When I saw the WSJ headline “These People Who Work From Home Have a Secret: They Have Two Jobs,” I was expecting something about how hard it is to balance the demands of online work with those of the household, whether childcare or other responsibilities. But, no. They mean it literally.
A small, dedicated group of white-collar workers, in industries from tech to banking to insurance, say they have found a way to double their pay: Work two full-time remote jobs, don’t tell anyone and, for the most part, don’t do too much work, either.
Alone in their home offices, they toggle between two laptops. They play “Tetris” with their calendars, trying to dodge endless meetings. Sometimes they log on to two meetings at once. They use paid time off—in some cases, unlimited—to juggle the occasional big project or ramp up at a new gig. Many say they don’t work more than 40 hours a week for both jobs combined. They don’t apologize for taking advantage of a system they feel has taken advantage of them.
Now, this is all anecdotal. How many people, exactly, are doing this is never made clear. Apparently, the practice is being encouraged and facilitated by a website of which I’d never previously heard:
He was emboldened by a new website called Overemployed. Started by two tech workers this spring, it aims to rally workers around the concept of stealthily holding multiple jobs, framing it as a way to wrest back control after decades of stalled wages for some and a pandemic that led to unpredictable layoffs.

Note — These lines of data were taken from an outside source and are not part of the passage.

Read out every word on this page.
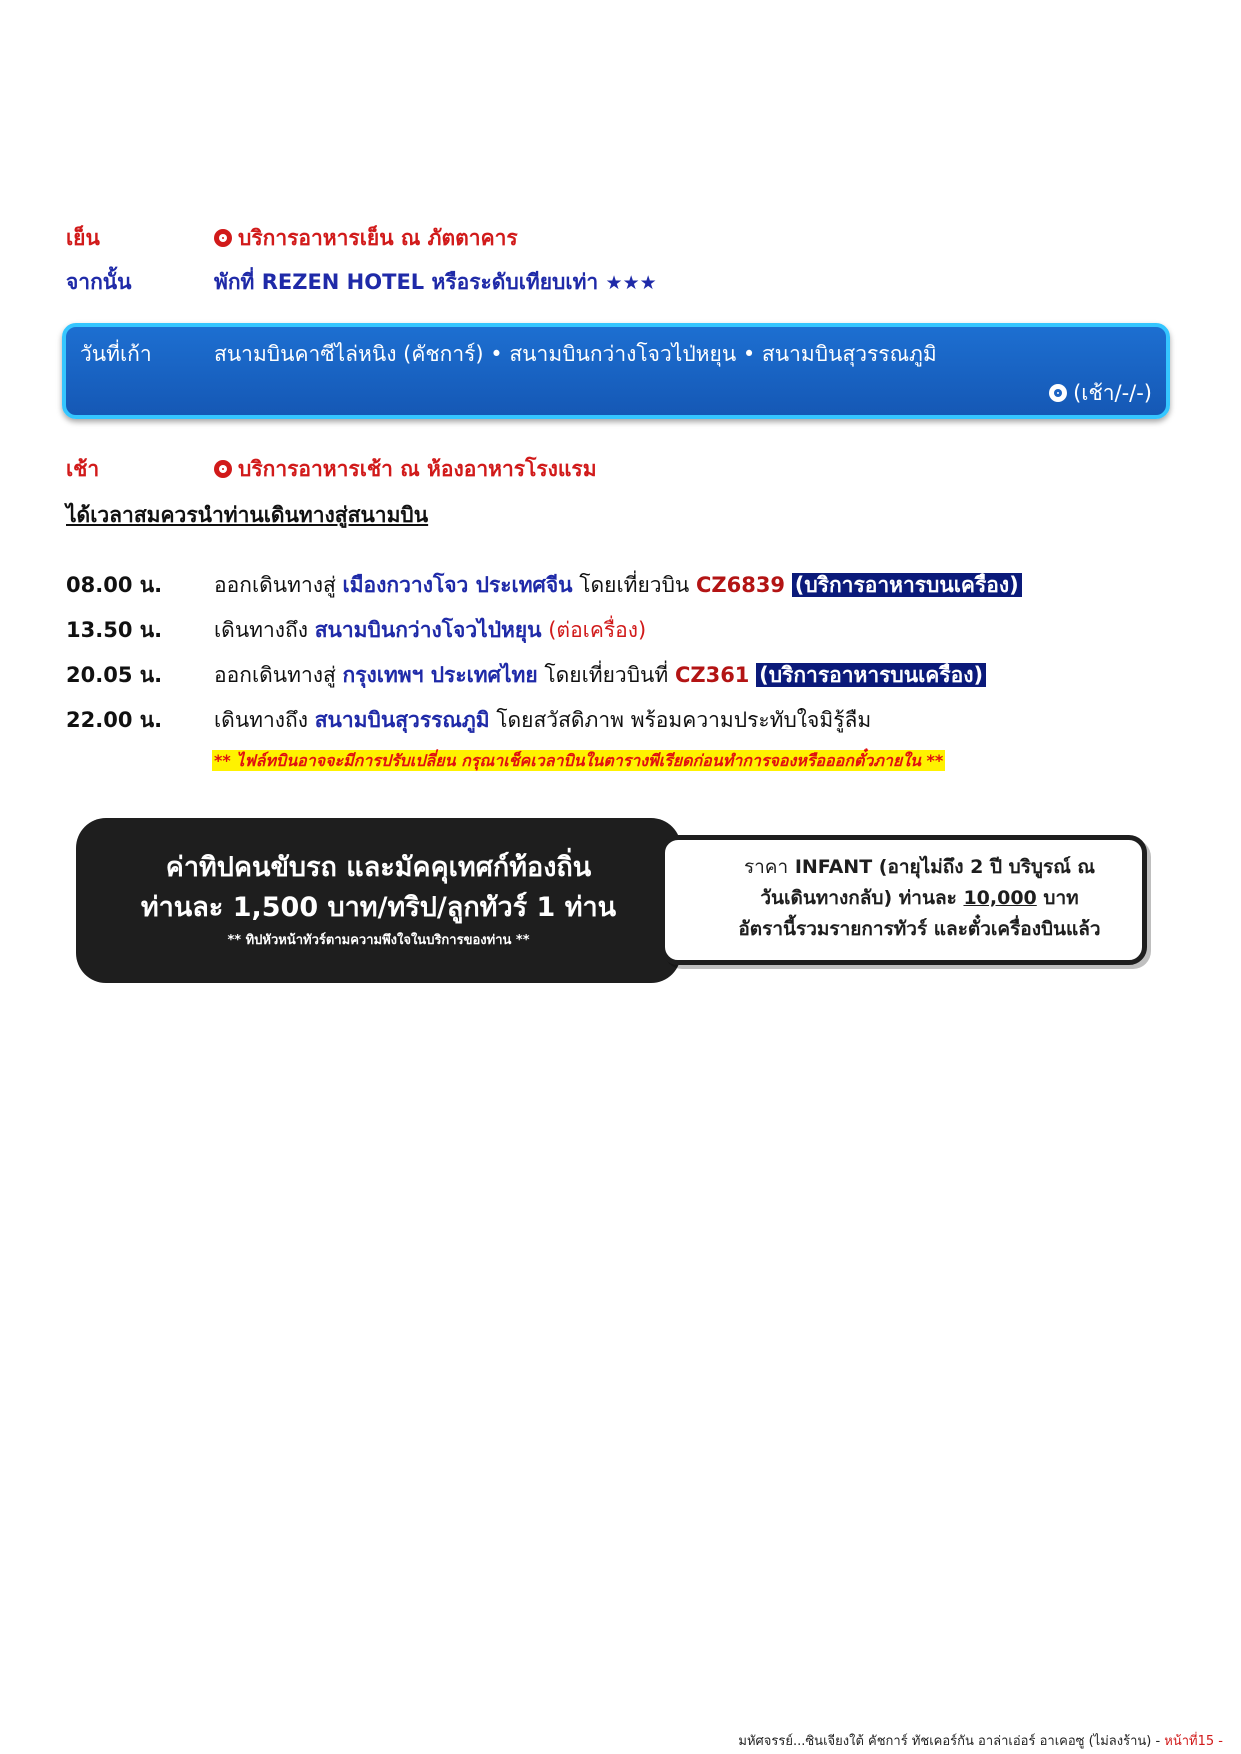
เย็น	บริการอาหารเย็น ณ ภัตตาคาร
จากนั้น	พักที่ REZEN HOTEL หรือระดับเทียบเท่า ★★★
วันที่เก้า	สนามบินคาซีไล่หนิง (คัชการ์) • สนามบินกว่างโจวไป่หยุน • สนามบินสุวรรณภูมิ
(เช้า/-/-)
เช้า	บริการอาหารเช้า ณ ห้องอาหารโรงแรม
ได้เวลาสมควรนำท่านเดินทางสู่สนามบิน
08.00 น. ออกเดินทางสู่ เมืองกวางโจว ประเทศจีน โดยเที่ยวบิน CZ6839 (บริการอาหารบนเครื่อง)
13.50 น. เดินทางถึง สนามบินกว่างโจวไป่หยุน (ต่อเครื่อง)
20.05 น. ออกเดินทางสู่ กรุงเทพฯ ประเทศไทย โดยเที่ยวบินที่ CZ361 (บริการอาหารบนเครื่อง)
22.00 น. เดินทางถึง สนามบินสุวรรณภูมิ โดยสวัสดิภาพ พร้อมความประทับใจมิรู้ลืม
** ไฟล์ทบินอาจจะมีการปรับเปลี่ยน กรุณาเช็คเวลาบินในตารางพีเรียดก่อนทำการจองหรือออกตั๋วภายใน **
ค่าทิปคนขับรถ และมัคคุเทศก์ท้องถิ่น
ท่านละ 1,500 บาท/ทริป/ลูกทัวร์ 1 ท่าน
** ทิปหัวหน้าทัวร์ตามความพึงใจในบริการของท่าน **
ราคา INFANT (อายุไม่ถึง 2 ปี บริบูรณ์ ณ
วันเดินทางกลับ) ท่านละ 10,000 บาท
อัตรานี้รวมรายการทัวร์ และตั๋วเครื่องบินแล้ว
มหัศจรรย์...ซินเจียงใต้ คัชการ์ ทัชเคอร์กัน อาล่าเอ่อร์ อาเคอซู (ไม่ลงร้าน) - หน้าที่15 -
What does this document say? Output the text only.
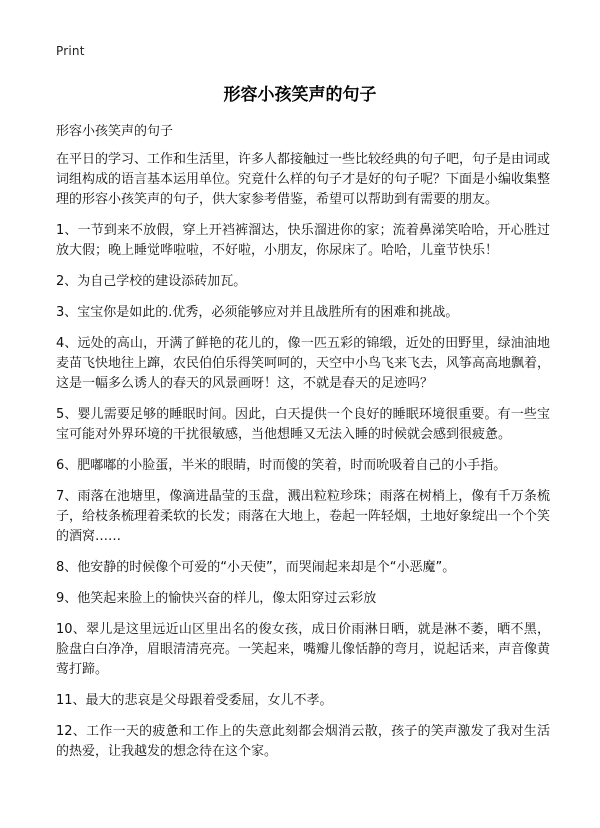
Print
形容小孩笑声的句子
形容小孩笑声的句子

在平日的学习、工作和生活里，许多人都接触过一些比较经典的句子吧，句子是由词或词组构成的语言基本运用单位。究竟什么样的句子才是好的句子呢？下面是小编收集整理的形容小孩笑声的句子，供大家参考借鉴，希望可以帮助到有需要的朋友。

1、一节到来不放假，穿上开裆裤溜达，快乐溜进你的家；流着鼻涕笑哈哈，开心胜过放大假；晚上睡觉哗啦啦，不好啦，小朋友，你尿床了。哈哈，儿童节快乐！

2、为自己学校的建设添砖加瓦。

3、宝宝你是如此的.优秀，必须能够应对并且战胜所有的困难和挑战。

4、远处的高山，开满了鲜艳的花儿的，像一匹五彩的锦缎，近处的田野里，绿油油地麦苗飞快地往上蹿，农民伯伯乐得笑呵呵的，天空中小鸟飞来飞去，风筝高高地飘着，这是一幅多么诱人的春天的风景画呀！这，不就是春天的足迹吗？

5、婴儿需要足够的睡眠时间。因此，白天提供一个良好的睡眠环境很重要。有一些宝宝可能对外界环境的干扰很敏感，当他想睡又无法入睡的时候就会感到很疲惫。

6、肥嘟嘟的小脸蛋，半米的眼睛，时而傻的笑着，时而吮吸着自己的小手指。

7、雨落在池塘里，像滴进晶莹的玉盘，溅出粒粒珍珠；雨落在树梢上，像有千万条梳子，给枝条梳理着柔软的长发；雨落在大地上，卷起一阵轻烟，土地好象绽出一个个笑的酒窝……

8、他安静的时候像个可爱的“小天使”，而哭闹起来却是个“小恶魔”。

9、他笑起来脸上的愉快兴奋的样儿，像太阳穿过云彩放

10、翠儿是这里远近山区里出名的俊女孩，成日价雨淋日晒，就是淋不萎，晒不黑，脸盘白白净净，眉眼清清亮亮。一笑起来，嘴瓣儿像恬静的弯月，说起话来，声音像黄莺打蹄。

11、最大的悲哀是父母跟着受委屈，女儿不孝。

12、工作一天的疲惫和工作上的失意此刻都会烟消云散，孩子的笑声激发了我对生活的热爱，让我越发的想念待在这个家。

Gig work and outsourcing have been on the rise for years. Inflation is now ticking up, chipping away at spending power. Some employees in white-collar fields wonder why they should bother spending time building a career.
“The harder that you work, it seems like the less you get,” one of the workers with two jobs says. “People depend on you more. My paycheck is the same.”
So, the rationale here strikes me as mostly bullshit. Or at least misplaced. That is, the sectors which have experienced “decades of stalled wages” are, for the most part, not those that were able to shift to remote work during the pandemic. Nor are they part of the “gig economy.” Indeed, by definition, jobs that provide full-time wages aren’t “gigs” and those who hire gig workers fully expect that they’re cobbling together an income from multiple employers.
This article is based on conversations with a half-dozen workers who have secretly worked multiple full-time jobs, as employees and contractors, during the pandemic. The workers spoke anonymously for fear of being fired or not being able to pull off the arrangement again. The approach doesn’t violate federal or state laws, according to employment lawyers, but it could represent a breach of contract or raise issues around confidentiality. And it could certainly result in an employee’s termination.
So, again, there is zero indication here of whether this is an incredibly niche practice or representative of some meaningful tranche of the workforce. To the extent it’s the latter, I’m of mixed minds as to how to think about it.
On the one hand, it seems like theft. Representing oneself as doing full-time work while actually working for someone else is dishonest. Further, it gives managers yet more reason to either curtail remote work altogether or place more intrusive monitoring structures on it. That’s bad for everyone involved.
On the other hand, office work should be outputs-based, not inputs-based. So, to the extent these people are meeting management expectations for full-time employment while working part-time, it’s hard to see the harm.
Further, to the extent that white-collar workers are doing creative tasks, “full-time” is almost a meaningless concept. Most readers of this blog do so during “working” hours. Are they stealing from their employers by doing so? Or is it simply a necessary distraction that actually makes them more productive in the longer run?